MLB

Yankees ace fails rivals’ test again

BOSTON — What if the sure thing, isn’t?

What if after all these months of the Yankees worrying about everything that comes after CC Sabathia in the rotation, they actually have a very specific concern about their ace: Namely that their pitching Superman finds the Red Sox to be Team Kryptonite?

Look, the Yankees would sign up right now to advance from today to Game 1 of the AL Championship Series against the Red Sox, if it meant eliminating all the middlemen, specifically finishing the regular season and playing a Division Series round. You bet they would take their chances, Sabathia against Boston in Game 1 in October, such is the belief in their No. 1 starter, regardless of how poorly the big lefty has performed against the Red Sox in 2011.

BOX SCORE

But it is hard to ignore how terrible the Yankees rotation has been against Boston this year, in general, and how woeful Sabathia has been, in particular. Because Sabathia is supposed to be the security blanket to an otherwise uncertain rotation. Because the Yankees and Red Sox are forever measuring themselves against each other. And because an AL pennant very well may go through Fenway Park.
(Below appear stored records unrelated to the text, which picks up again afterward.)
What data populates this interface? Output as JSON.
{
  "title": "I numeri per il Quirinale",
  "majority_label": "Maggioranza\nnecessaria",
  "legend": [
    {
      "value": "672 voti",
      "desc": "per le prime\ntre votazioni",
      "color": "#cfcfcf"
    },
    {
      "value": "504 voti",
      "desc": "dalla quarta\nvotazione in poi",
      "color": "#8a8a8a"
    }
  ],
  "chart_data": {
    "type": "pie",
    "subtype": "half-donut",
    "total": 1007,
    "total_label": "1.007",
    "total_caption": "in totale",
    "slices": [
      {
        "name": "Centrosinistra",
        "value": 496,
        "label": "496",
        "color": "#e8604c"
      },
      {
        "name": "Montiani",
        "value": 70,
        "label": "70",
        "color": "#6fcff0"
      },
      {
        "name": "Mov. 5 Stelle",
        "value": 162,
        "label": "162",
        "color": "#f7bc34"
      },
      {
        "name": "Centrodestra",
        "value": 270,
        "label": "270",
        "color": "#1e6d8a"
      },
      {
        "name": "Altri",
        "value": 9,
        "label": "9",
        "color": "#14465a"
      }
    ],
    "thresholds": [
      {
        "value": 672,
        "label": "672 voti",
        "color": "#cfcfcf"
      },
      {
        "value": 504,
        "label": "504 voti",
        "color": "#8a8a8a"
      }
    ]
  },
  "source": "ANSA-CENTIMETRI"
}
And think about the degree of difficulty of beating Boston four times in seven games if the Yankees cannot get excellence from Sabathia.
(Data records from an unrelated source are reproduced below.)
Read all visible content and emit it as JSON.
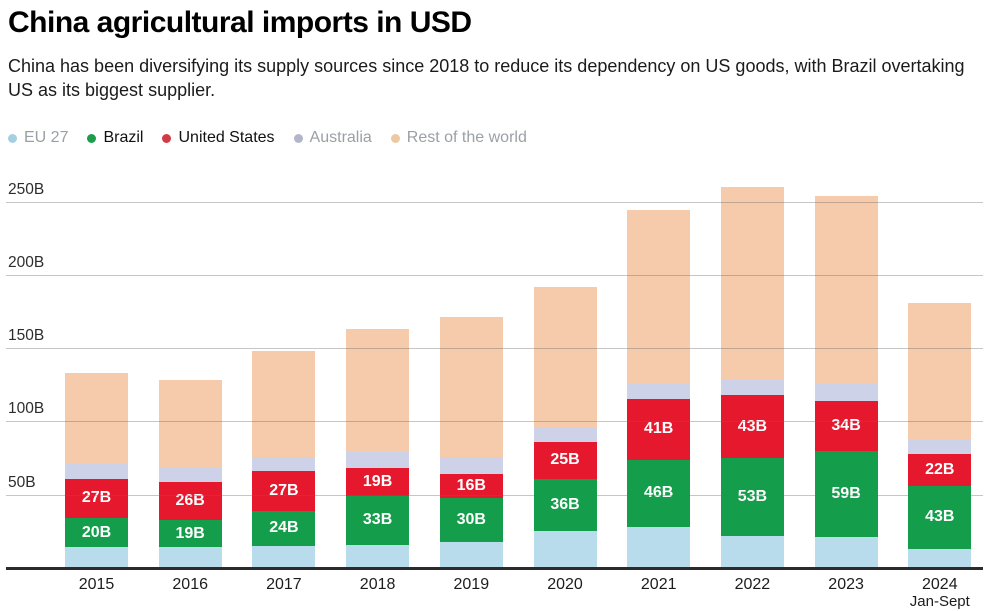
{
  "header": {
    "title": "China agricultural imports in USD",
    "subtitle": "China has been diversifying its supply sources since 2018 to reduce its dependency on US goods, with Brazil overtaking US as its biggest supplier."
  },
  "chart_data": {
    "type": "bar",
    "stacked": true,
    "title": "China agricultural imports in USD",
    "unit": "USD billions",
    "legend_position": "top",
    "grid": true,
    "categories": [
      "2015",
      "2016",
      "2017",
      "2018",
      "2019",
      "2020",
      "2021",
      "2022",
      "2023",
      "2024"
    ],
    "category_sub_labels": [
      "",
      "",
      "",
      "",
      "",
      "",
      "",
      "",
      "",
      "Jan-Sept"
    ],
    "y_ticks": [
      {
        "value": 50,
        "label": "50B"
      },
      {
        "value": 100,
        "label": "100B"
      },
      {
        "value": 150,
        "label": "150B"
      },
      {
        "value": 200,
        "label": "200B"
      },
      {
        "value": 250,
        "label": "250B"
      }
    ],
    "ylim": [
      0,
      270
    ],
    "series": [
      {
        "name": "EU 27",
        "color": "#b9dcec",
        "dot_color": "#a7cfe2",
        "legend_text_color": "#9aa0a6",
        "values": [
          14,
          14,
          15,
          16,
          18,
          25,
          28,
          22,
          21,
          13
        ],
        "data_labels": null
      },
      {
        "name": "Brazil",
        "color": "#149e4c",
        "dot_color": "#1b9d4c",
        "legend_text_color": "#111111",
        "values": [
          20,
          19,
          24,
          33,
          30,
          36,
          46,
          53,
          59,
          43
        ],
        "data_labels": [
          "20B",
          "19B",
          "24B",
          "33B",
          "30B",
          "36B",
          "46B",
          "53B",
          "59B",
          "43B"
        ]
      },
      {
        "name": "United States",
        "color": "#e5182d",
        "dot_color": "#d23a45",
        "legend_text_color": "#111111",
        "values": [
          27,
          26,
          27,
          19,
          16,
          25,
          41,
          43,
          34,
          22
        ],
        "data_labels": [
          "27B",
          "26B",
          "27B",
          "19B",
          "16B",
          "25B",
          "41B",
          "43B",
          "34B",
          "22B"
        ]
      },
      {
        "name": "Australia",
        "color": "#cdd2e8",
        "dot_color": "#b2b6c6",
        "legend_text_color": "#9aa0a6",
        "values": [
          10,
          10,
          10,
          11,
          12,
          10,
          11,
          10,
          12,
          9
        ],
        "data_labels": null
      },
      {
        "name": "Rest of the world",
        "color": "#f5cbab",
        "dot_color": "#ecc9a3",
        "legend_text_color": "#9aa0a6",
        "values": [
          62,
          59,
          72,
          84,
          95,
          96,
          118,
          132,
          128,
          94
        ],
        "data_labels": null
      }
    ],
    "totals": [
      133,
      128,
      148,
      163,
      171,
      192,
      244,
      260,
      254,
      181
    ]
  }
}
With a 10-4 triumph yesterday, the Red Sox are 9-2 this year against the Yankees. The major reason for the discrepancy is this: Both teams have superb offenses, but Boston’s lineup beats up Yankees starting pitching to a much greater degree than the other way around.

In 11 games against Boston, Yankees starters are 0-9 with an 8.97 ERA, averaging a shade under five innings an outing. They have just one quality start, by Bartolo Colon on May 13, and have yet to have a starter complete seven innings.
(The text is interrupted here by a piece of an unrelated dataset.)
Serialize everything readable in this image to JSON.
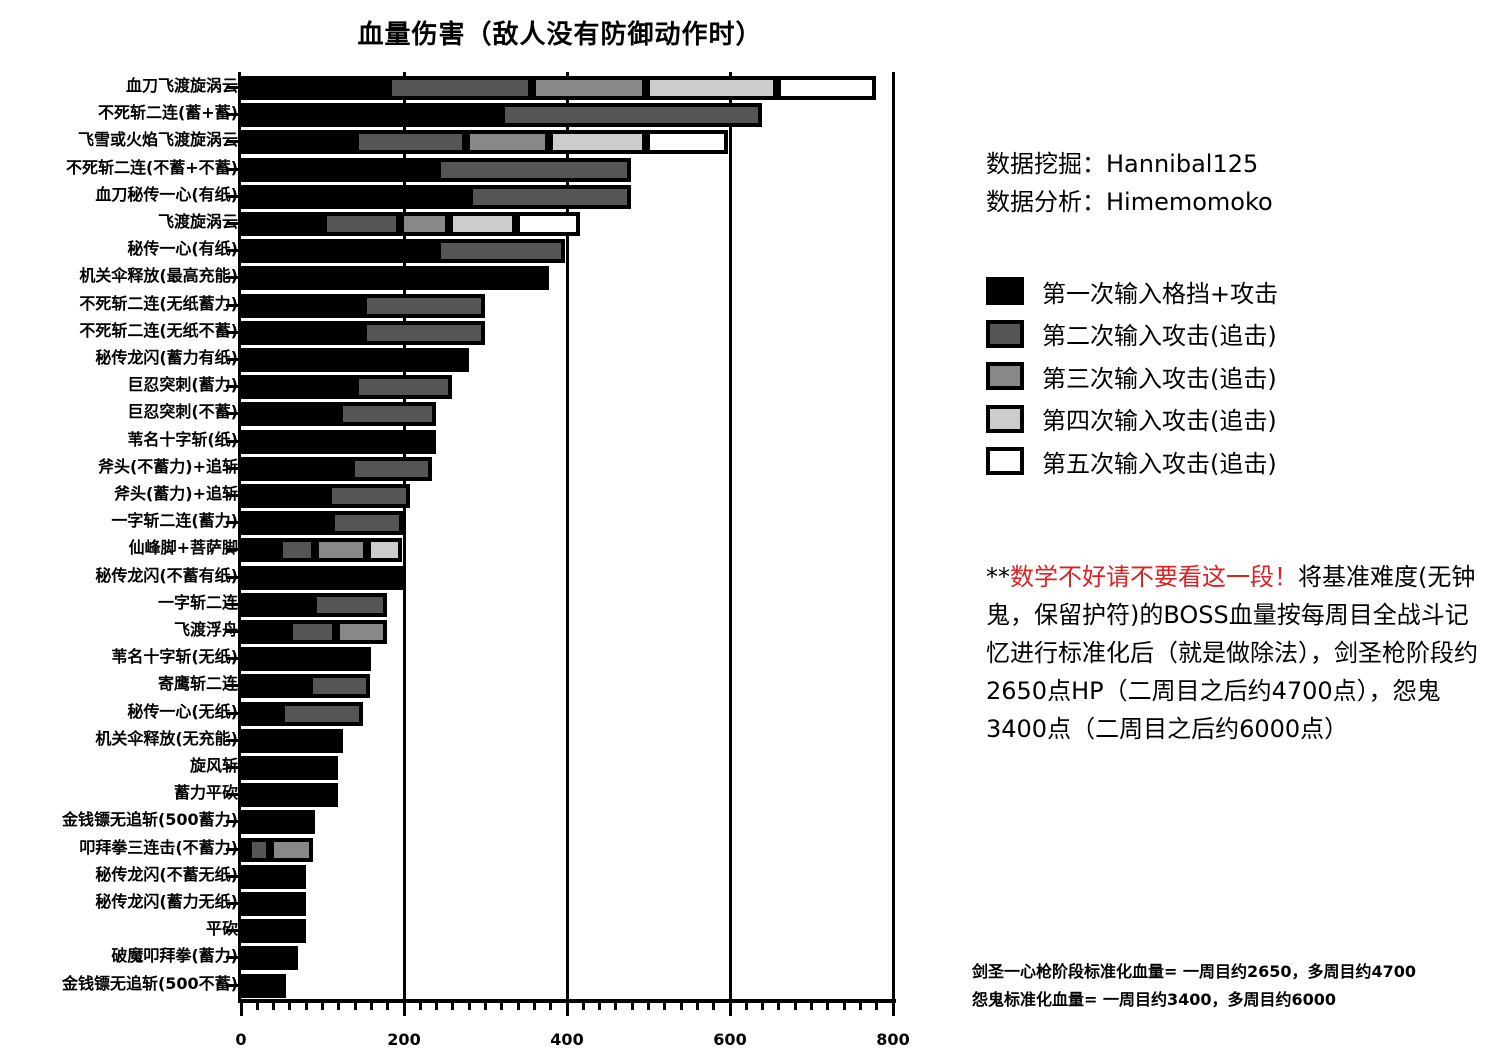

But the most troubling aspect is this: Sabathia — their everyday life preserver — has failed to save them. He is 16-2 with a 2.11 ERA against every team that is not Boston, and 0-4 with a 7.20 ERA against the Red Sox. That is the difference between Cy Young and Anthony Young, and it actually might be the difference between Sabathia winning a Cy Young Award in 2011 or not. He is the first Yankee to lose four times in the same season to the Red Sox since Pat Dobson in 1975.

Essentially, Sabathia has failed to do for the Yankees what Josh Beckett has done for the Red Sox. Beckett, who will start the series finale tonight, is 3-0 with a 0.86 ERA against the Yankees in 2011.

Sabathia said because he has beaten the Red Sox in previous seasons, he is unconcerned about the record.

“When I am right, I can beat anybody,” he said.

Nevertheless, you had better be right. Sabathia did not have his best stuff in his previous start in Chicago, yet still allowed just two runs in eight innings. However, those Sox were White and possess a lineup littered with soft spots to capitalize on even when a savvy starter such as Sabathia has less-than-optimum stuff. These grinding Red Sox have limited soft spots, so if Sabathia lacks fastball command and leaves pitches up, as he did yesterday, the results will be painful.

And the Red Sox pose another problem. As manager Joe Girardi said, “Their lefties hit lefties and their righties really hit lefties.” Which eliminates more soft spots.

Sabathia cannot just find a lefty to overpower. Sabathia, for example, has surrendered just two homers to lefties in 175 at-bats this year, one by Adrian Gonzalez and a three-run shot yesterday by Jacoby Ellsbury that blew the game open in the fourth inning. Carl Crawford was the first lefty since July 27 of last year to have a three-hit game against Sabathia.

Sabathia entered having yielded seven runs in his previous eight starts, a period of 622⁄3 innings and 234 batters faced. And then Sabathia allowed seven runs between the third and fourth innings, a span of 14 plate appearances.

Now, Sabathia is not the type to lose confidence, and he might have two more shots at Boston this regular season and maybe two or three if there really is an ALCS showdown. And as pitching coach Larry Rothschild said: “I don’t know if he pitches against them three more times that it doesn’t even out.”

Boston manager Terry Francona added: “It’s good that we’ve had some success against him because at some point you’re going to have to beat a guy like that in an important spot. I think we’ll see him again.”

For now, though, the AL East is tied rather than the Yankees having a cushion because their starters cannot handle the Red Sox. The safety net was supposed to be Sabathia. However, against Boston in 2011, the Yankees ace has been more A.J. than CC.